Semantic Segmentation
Segmentation is a continuation of object detection, and is split into two types:
- Semantic segmentation says what type of object is at each pixel on the screen.
- Instance segmentation shows where specifically is each instance of each class in the image.
Segmentation is useful because we can identify which components/pixels go together. To approach segmentation, we can simply create connected “segments” by grouping pixels based on similarity criteria, such as intensity, color, texture, edge strength, etc.
An extremely inefficient deep learning method is to use sliding windows to classify the center pixel of each window. A better way is to use convolutions end-to-end to compute all features at once. This approach is size-agnostic of the input (the convolutions do not change the dimensions of the output, maybe through padding). However, this can be extremely slow on high resolution images.
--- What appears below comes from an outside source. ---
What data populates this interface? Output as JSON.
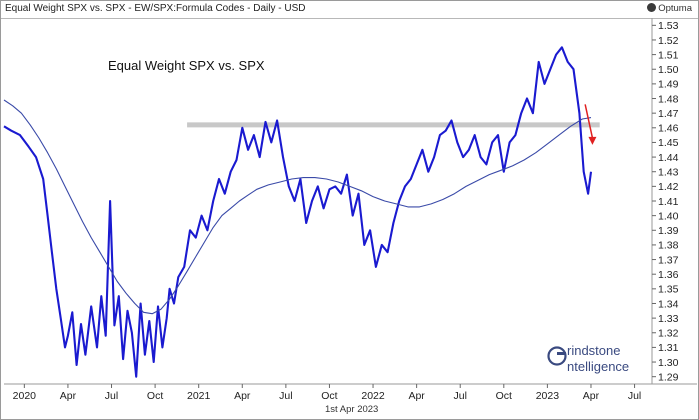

We can fix this using Fully Convolutional Nets (FCNs) to downsample the image by increasing the stride of the convolutions, then upsampling at the end to predict for the whole image.
One classical approach to upsampling the image at the end is Bilinear Interpolation: filling in new space between pixels linearly. However, we can upsample using a learned algorithm with deconvolutions: we pass the filter over the output (original) using the values of the input (smaller one). These improvements result in UNet, which also utilizes skip connections. This allows outputs from earlier layers to feed directly as input into later layers. To expand to instance segmentation, we can reuse faster R-CNN to propose potential segments, and add object mask prediction to learn object masks.
Summary: Segmentation is like object detection but it also identifies the pixels of each object identified. There are two types: semantic just identifies what class each pixel is, whereas instance shows the location of each instance of the object classified. This can be done through end-to-end convolutions to detect features and learn object masks, and can be more efficient by downsampling throughout the convolutions then upsampling at the end.